Mientras, en Mali

marzo 20 | En Internacional | Por | Con Sin comentarios

Desde que en marzo de 2012 el ejército de Mali promoviese un golpe de estado que destituyó al presidente del país sólo un mes antes de los comicios electorales, el recrudecimiento del conflicto nacionalista tuareg ha ido acompañado de la entrada en escena de grupos yihadistas que se han hecho fuertes en el norte de la excolonia francesa. Tras la intervención militar de Francia en apoyo del gobierno de Bamako, la capital del país, nos preguntamos qué hemos entendido del conflicto en Mali, qué intereses han configurado el nuevo organigrama de poder en la región y qué situación humanitaria ha dejado la guerra en el país.

Lo que hoy conocemos como República de Mali estaba prácticamente bajo dominio de Francia ya en 1905, integrado en el “Sudán francés”. Mali consiguió su independencia en 1960 unido a Senegal. Esta unión, sin embargo, desapareció en el mismo año, quedando la República de Mali como país independiente.

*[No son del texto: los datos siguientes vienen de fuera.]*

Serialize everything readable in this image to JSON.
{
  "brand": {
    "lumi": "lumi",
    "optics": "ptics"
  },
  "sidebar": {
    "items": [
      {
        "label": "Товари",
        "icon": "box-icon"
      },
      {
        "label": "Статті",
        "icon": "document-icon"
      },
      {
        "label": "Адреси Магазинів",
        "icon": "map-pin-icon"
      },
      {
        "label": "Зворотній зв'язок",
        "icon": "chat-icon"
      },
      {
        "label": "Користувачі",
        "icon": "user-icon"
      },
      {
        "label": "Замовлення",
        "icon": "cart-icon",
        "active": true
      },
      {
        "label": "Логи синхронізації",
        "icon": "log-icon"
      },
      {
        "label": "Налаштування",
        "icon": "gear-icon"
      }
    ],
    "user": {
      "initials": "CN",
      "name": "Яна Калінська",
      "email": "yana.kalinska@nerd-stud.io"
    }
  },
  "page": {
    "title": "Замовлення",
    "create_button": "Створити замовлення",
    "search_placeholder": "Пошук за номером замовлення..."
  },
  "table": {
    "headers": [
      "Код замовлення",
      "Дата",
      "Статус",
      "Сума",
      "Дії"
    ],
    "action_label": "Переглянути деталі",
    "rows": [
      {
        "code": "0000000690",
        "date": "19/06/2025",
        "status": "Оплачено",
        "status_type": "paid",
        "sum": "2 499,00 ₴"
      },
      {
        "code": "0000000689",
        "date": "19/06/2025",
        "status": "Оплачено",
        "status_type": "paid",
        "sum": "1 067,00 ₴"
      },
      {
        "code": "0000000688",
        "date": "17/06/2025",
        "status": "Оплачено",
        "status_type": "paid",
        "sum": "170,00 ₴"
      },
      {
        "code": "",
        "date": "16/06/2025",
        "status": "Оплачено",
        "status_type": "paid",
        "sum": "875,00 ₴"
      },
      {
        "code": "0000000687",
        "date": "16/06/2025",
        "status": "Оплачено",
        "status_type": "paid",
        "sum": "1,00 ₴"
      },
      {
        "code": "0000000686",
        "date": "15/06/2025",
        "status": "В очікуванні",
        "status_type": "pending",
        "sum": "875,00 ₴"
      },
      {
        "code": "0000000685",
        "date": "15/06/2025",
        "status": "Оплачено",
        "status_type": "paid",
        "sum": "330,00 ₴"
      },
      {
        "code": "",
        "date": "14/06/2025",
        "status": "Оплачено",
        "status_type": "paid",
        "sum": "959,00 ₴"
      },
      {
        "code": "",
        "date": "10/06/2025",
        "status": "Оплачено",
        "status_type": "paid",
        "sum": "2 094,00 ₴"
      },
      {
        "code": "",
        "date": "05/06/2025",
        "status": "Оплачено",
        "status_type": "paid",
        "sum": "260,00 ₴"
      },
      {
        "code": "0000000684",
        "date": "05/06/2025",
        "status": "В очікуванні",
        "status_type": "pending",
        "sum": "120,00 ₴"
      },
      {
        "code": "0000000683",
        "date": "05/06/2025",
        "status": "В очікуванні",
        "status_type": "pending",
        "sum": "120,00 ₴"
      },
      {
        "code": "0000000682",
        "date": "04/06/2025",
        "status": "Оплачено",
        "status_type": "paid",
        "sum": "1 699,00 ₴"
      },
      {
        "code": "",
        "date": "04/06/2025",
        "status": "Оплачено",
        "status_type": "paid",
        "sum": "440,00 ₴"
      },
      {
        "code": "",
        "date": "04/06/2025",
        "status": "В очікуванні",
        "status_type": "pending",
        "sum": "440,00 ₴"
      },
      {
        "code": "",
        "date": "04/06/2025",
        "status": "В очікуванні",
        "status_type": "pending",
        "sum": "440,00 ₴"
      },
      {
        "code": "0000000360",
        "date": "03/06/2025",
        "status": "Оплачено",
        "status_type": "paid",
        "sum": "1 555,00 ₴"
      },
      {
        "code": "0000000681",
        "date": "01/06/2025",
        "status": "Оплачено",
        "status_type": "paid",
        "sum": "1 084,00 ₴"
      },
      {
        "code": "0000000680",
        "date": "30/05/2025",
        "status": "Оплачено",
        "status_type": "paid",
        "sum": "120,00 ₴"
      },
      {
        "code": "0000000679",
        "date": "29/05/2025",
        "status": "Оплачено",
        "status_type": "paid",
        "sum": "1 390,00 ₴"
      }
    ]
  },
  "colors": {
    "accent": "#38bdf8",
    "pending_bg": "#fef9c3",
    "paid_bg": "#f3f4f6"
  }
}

La región del Azawad ocupa dos tercios del país

La región del Azawad ocupa dos tercios del país

El primer gobierno del país instauró un modelo unipartidista y de corte soviético que comenzó a vivir su declive en los 80. Durante esa década el modelo se acercó a la apertura política sin consagrarse como democracia plena, lo que motivó un golpe de estado contra el ejército en 1991 y la creación de una nueva constitución en 1992. Las primeras elecciones libres de Mali dieron el poder a Alpha Oumar Konaré, que se mantuvo al frente del gobierno hasta que en 2002 fue sucedido por Amadou Toumani Touré, general retirado artífice del golpe de estado de 1991. La paulatina apertura económica y política de Mali desde entonces fue interrumpida, sin embargo, por la violencia procedente del conflicto nacionalista con los tuareg, grupo étnico que ocupa el norte del país y que históricamente ha reclamado su independencia del sur.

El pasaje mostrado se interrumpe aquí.